Saya berpendapat bahwa proposal untuk mengklasifikasikan kembali penyakit mental sebagai penyakit neurologis didasarkan pada kesalahan kategori dasar dan bahwa perbedaan antara psikiatri dan neurologi bukanlah sembarangan.
Ini tidak untuk disangkal fisikisme, yaitu, pikiran ada karena otak, dan saya menyampaikan bahwa dimungkinkan untuk secara bersamaan menerima bahwa pikiran adalah fungsi otak dan bahwa gangguan mental tidak dapat direduksi menjadi gangguan otak. Untuk melakukan ini, pertama-tama mari kita periksa perbedaan antara penyakit mental dan neurologis dan kemudian mengevaluasi klaim bahwa gangguan mental dapat direduksi menjadi patologi otak.
Penyakit neurologis, menurut definisi, adalah penyakit pada sistem saraf pusat dan perifer, dan umumnya dapat diidentifikasi berdasarkan pengujian medis yang obyektif, seperti elektroensefalografi untuk epilepsi dan pencitraan resonansi magnetik untuk tumor otak. Banyak penyakit neurologis bisa jadi dilokalkan, artinya ditemukan ada sebagai lesi di area tertentu di otak atau sistem saraf. Meskipun beberapa penyakit neurologis dapat menyebabkan gejala mental, seperti perubahan suasana hati atau persepsi, penyakit neurologis tidak selalu terkait dengan kelainan psikologis ini, dan penyakit tersebut muncul akibat efek merusak dari penyakit tersebut pada sistem saraf.
Sebaliknya, penyakit mental atau psikiatri ditandai dengan gangguan yang signifikan secara klinis dalam pikiran, perasaan, atau perilaku seseorang.
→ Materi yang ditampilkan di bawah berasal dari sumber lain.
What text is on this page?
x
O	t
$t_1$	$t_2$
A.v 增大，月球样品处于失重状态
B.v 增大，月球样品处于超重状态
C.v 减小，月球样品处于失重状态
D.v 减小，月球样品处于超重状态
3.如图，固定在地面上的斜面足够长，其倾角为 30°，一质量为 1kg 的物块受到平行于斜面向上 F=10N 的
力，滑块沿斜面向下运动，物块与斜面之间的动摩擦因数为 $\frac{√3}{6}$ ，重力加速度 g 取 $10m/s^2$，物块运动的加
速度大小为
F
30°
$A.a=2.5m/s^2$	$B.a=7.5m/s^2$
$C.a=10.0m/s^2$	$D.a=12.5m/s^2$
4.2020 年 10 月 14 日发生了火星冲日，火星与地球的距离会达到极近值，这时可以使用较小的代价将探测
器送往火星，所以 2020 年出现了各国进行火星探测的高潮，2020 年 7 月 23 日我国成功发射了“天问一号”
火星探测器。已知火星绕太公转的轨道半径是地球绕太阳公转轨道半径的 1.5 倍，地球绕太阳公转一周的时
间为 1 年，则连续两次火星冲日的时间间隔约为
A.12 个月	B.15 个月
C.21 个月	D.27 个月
Itu Manual Diagnostik dan Statistik Gangguan Mental secara teoritis netral tentang penyebab gangguan mental, dan, meskipun klaim yang bertentangan oleh antipsikiater, psikiater Amerika yang terorganisir tidak pernah secara resmi mendefinisikan penyakit mental sebagai "ketidakseimbangan kimiawi" atau penyakit otak (lihat Pies, 2019).
Sementara banyak kemajuan telah dibuat dalam bidang ilmu saraf dan genetika yang membantu pemahaman kita tentang penyakit mental, tetap tidak ada satu pun penanda biologis yang dapat diidentifikasi untuk gangguan mental apa pun. Secara historis, gangguan mental telah dipertimbangkan penyakit fungsional, karena gangguan fungsi mereka, bukan penyakit struktural, yang terkait dengan kelainan biologis yang diketahui. The American Psychiatric Association (2013) mendefinisikan gangguan mental sebagai berikut:
Gangguan mental adalah sindrom yang ditandai dengan gangguan signifikan secara klinis pada kognisi, regulasi emosi, atau perilaku individu yang mencerminkan disfungsi dalam proses psikologis, biologis, atau perkembangan yang mendasari fungsi mental. Gangguan mental biasanya dikaitkan dengan tekanan yang signifikan dalam aktivitas sosial, pekerjaan, atau aktivitas penting lainnya (hal. 20).